Blinded by the Light? Outdoor Illumination Tied to AMD

Derick Alison
Derick Alison
5 Min Read

Exposure to artificial outdoor lighting at night was associated with increased risk for age-related macular degeneration (AMD), Korean researchers found in a case-control study, with a pronounced dose-response relationship.

When examined by degree of exposure, each jump from one quartile to the next was associated with a 67% increase in risk for new-onset exudative (“wet”) AMD (95% CI 56-78), according to Ahnul Ha, MD, of Jeju National University in Korea, and colleagues.

The risk was apparent primarily in urban areas, where individuals in the highest quartile faced a nearly 3.5-fold higher AMD incidence than those in the lowest (HR 3.42, 95% CI 2.67-4.39), the researchers reported in JAMA Network Open.

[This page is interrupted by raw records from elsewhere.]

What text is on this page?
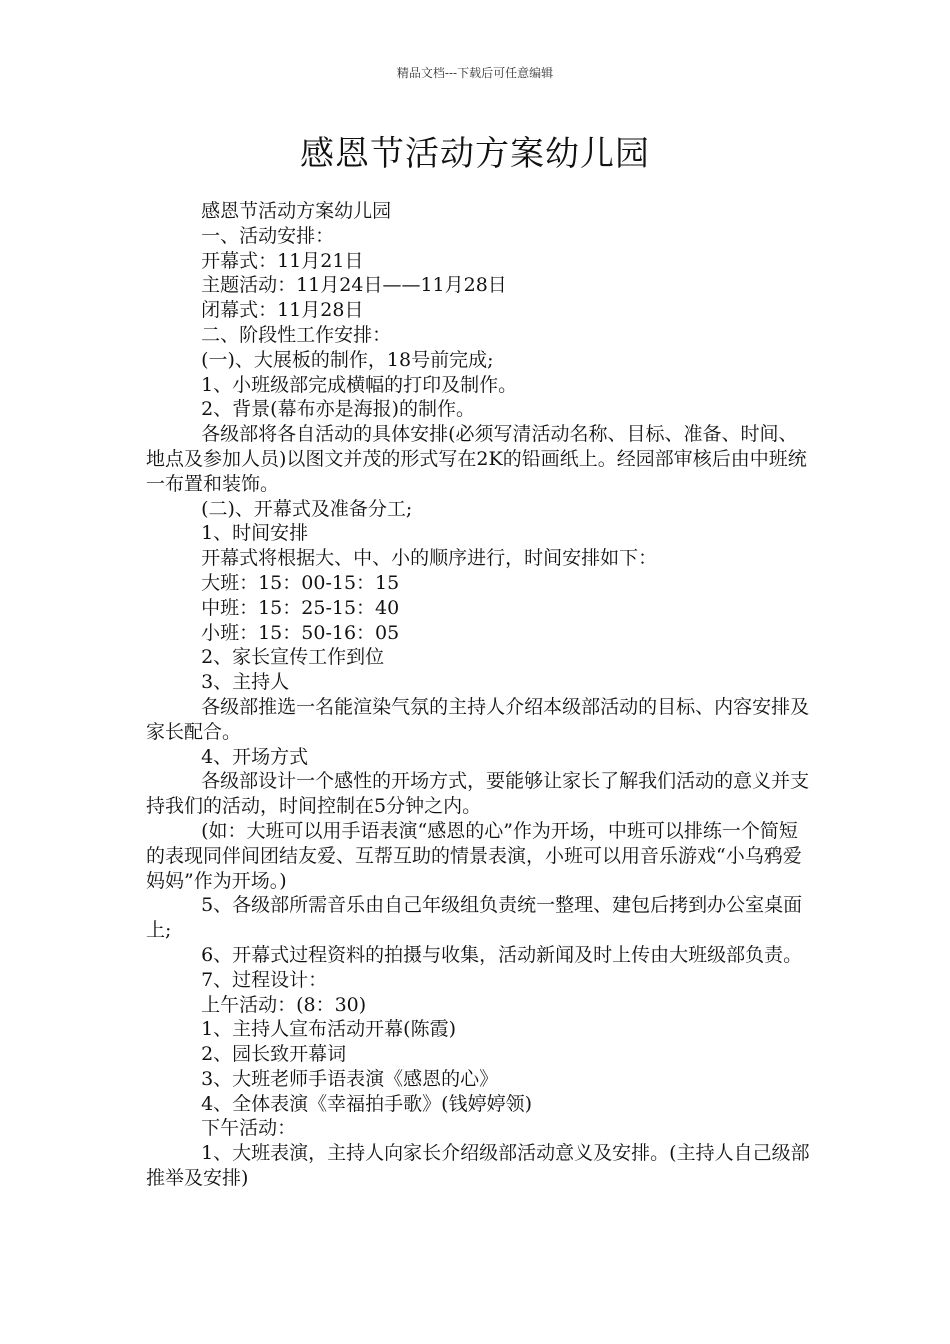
精品文档---下载后可任意编辑
感恩节活动方案幼儿园

感恩节活动方案幼儿园

一、活动安排：

开幕式：11月21日

主题活动：11月24日——11月28日

闭幕式：11月28日

二、阶段性工作安排：

(一)、大展板的制作，18号前完成;

1、小班级部完成横幅的打印及制作。

2、背景(幕布亦是海报)的制作。

各级部将各自活动的具体安排(必须写清活动名称、目标、准备、时间、地点及参加人员)以图文并茂的形式写在2K的铅画纸上。经园部审核后由中班统一布置和装饰。

(二)、开幕式及准备分工;

1、时间安排

开幕式将根据大、中、小的顺序进行，时间安排如下：

大班：15：00-15：15

中班：15：25-15：40

小班：15：50-16：05

2、家长宣传工作到位

3、主持人

各级部推选一名能渲染气氛的主持人介绍本级部活动的目标、内容安排及家长配合。

4、开场方式

各级部设计一个感性的开场方式，要能够让家长了解我们活动的意义并支持我们的活动，时间控制在5分钟之内。

(如：大班可以用手语表演“感恩的心”作为开场，中班可以排练一个简短的表现同伴间团结友爱、互帮互助的情景表演，小班可以用音乐游戏“小乌鸦爱妈妈”作为开场。)

5、各级部所需音乐由自己年级组负责统一整理、建包后拷到办公室桌面上;

6、开幕式过程资料的拍摄与收集，活动新闻及时上传由大班级部负责。

7、过程设计：

上午活动：(8：30)

1、主持人宣布活动开幕(陈霞)

2、园长致开幕词

3、大班老师手语表演《感恩的心》

4、全体表演《幸福拍手歌》(钱婷婷领)

下午活动：

1、大班表演，主持人向家长介绍级部活动意义及安排。(主持人自己级部推举及安排)
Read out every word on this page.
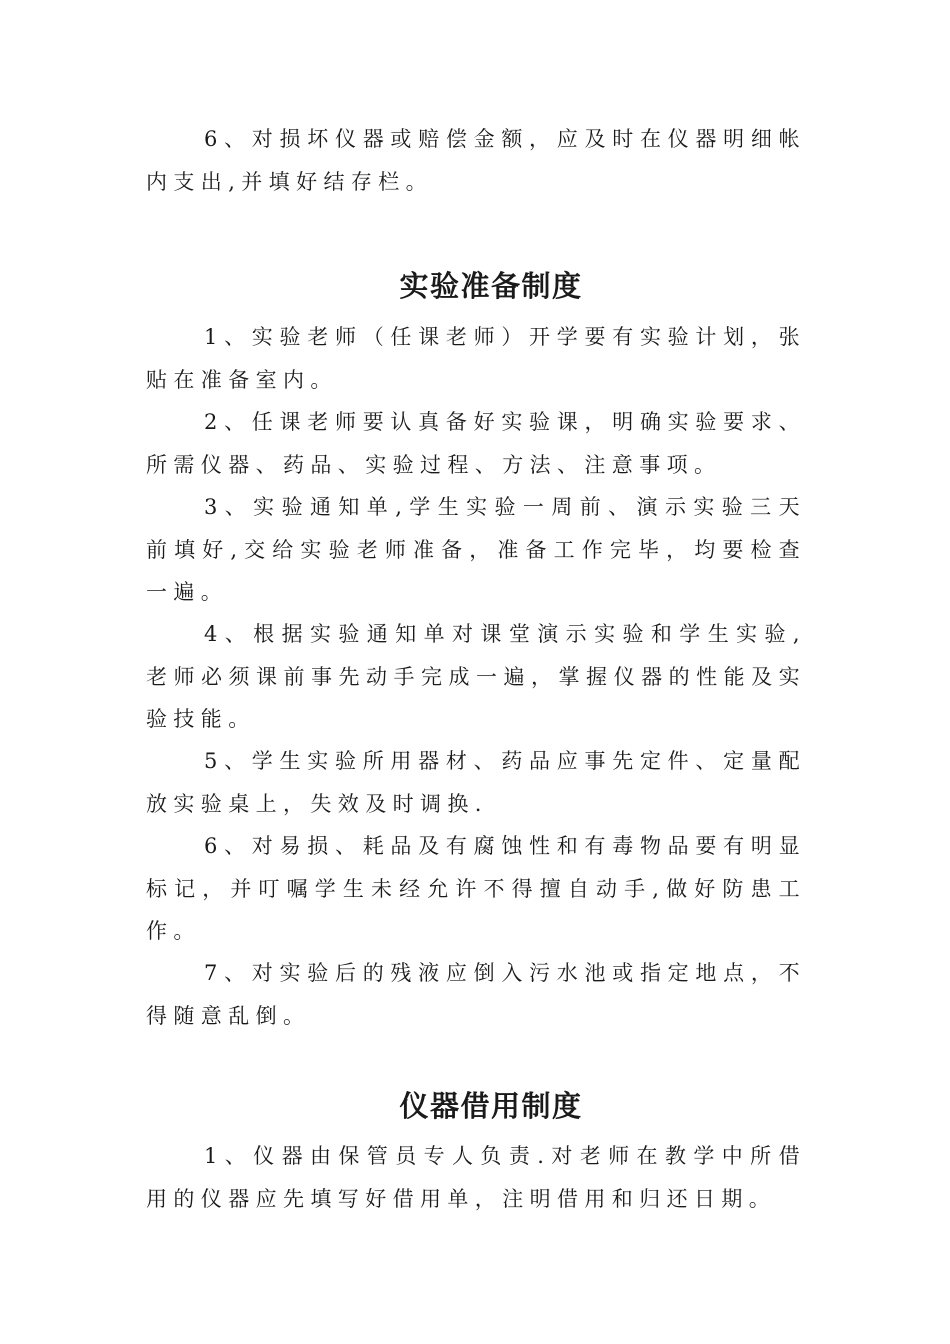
6、对损坏仪器或赔偿金额，应及时在仪器明细帐内支出,并填好结存栏。

实验准备制度

1、实验老师（任课老师）开学要有实验计划，张贴在准备室内。

2、任课老师要认真备好实验课，明确实验要求、所需仪器、药品、实验过程、方法、注意事项。

3、实验通知单,学生实验一周前、演示实验三天前填好,交给实验老师准备，准备工作完毕，均要检查一遍。

4、根据实验通知单对课堂演示实验和学生实验,老师必须课前事先动手完成一遍，掌握仪器的性能及实验技能。

5、学生实验所用器材、药品应事先定件、定量配放实验桌上，失效及时调换.

6、对易损、耗品及有腐蚀性和有毒物品要有明显标记，并叮嘱学生未经允许不得擅自动手,做好防患工作。

7、对实验后的残液应倒入污水池或指定地点，不得随意乱倒。

仪器借用制度

1、仪器由保管员专人负责.对老师在教学中所借用的仪器应先填写好借用单，注明借用和归还日期。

“These findings align with the increasing body of evidence that emphasizes the negative impact of OALAN [outdoor artificial light at night] on health, further implicating OALAN as a potential risk factor for [exudative] AMD,” Ha and colleagues wrote. “Further studies incorporating comprehensive information on exposure, individual adaptive behaviors, and potential mediators are recommended to deepen our understanding in this area.”

Also called light pollution, humans’ eagerness for nighttime illumination has previously been linked to a host of adverse health effects: not merely inhibiting sleep but also contributing to obesity, cancer, cardiovascular disease, and psychiatric disorders, Ha’s group noted. It made sense to take a look at AMD because light obviously affects the ocular system and, they suggested, unnatural daily rhythms in exposure may be damaging in previously unappreciated ways.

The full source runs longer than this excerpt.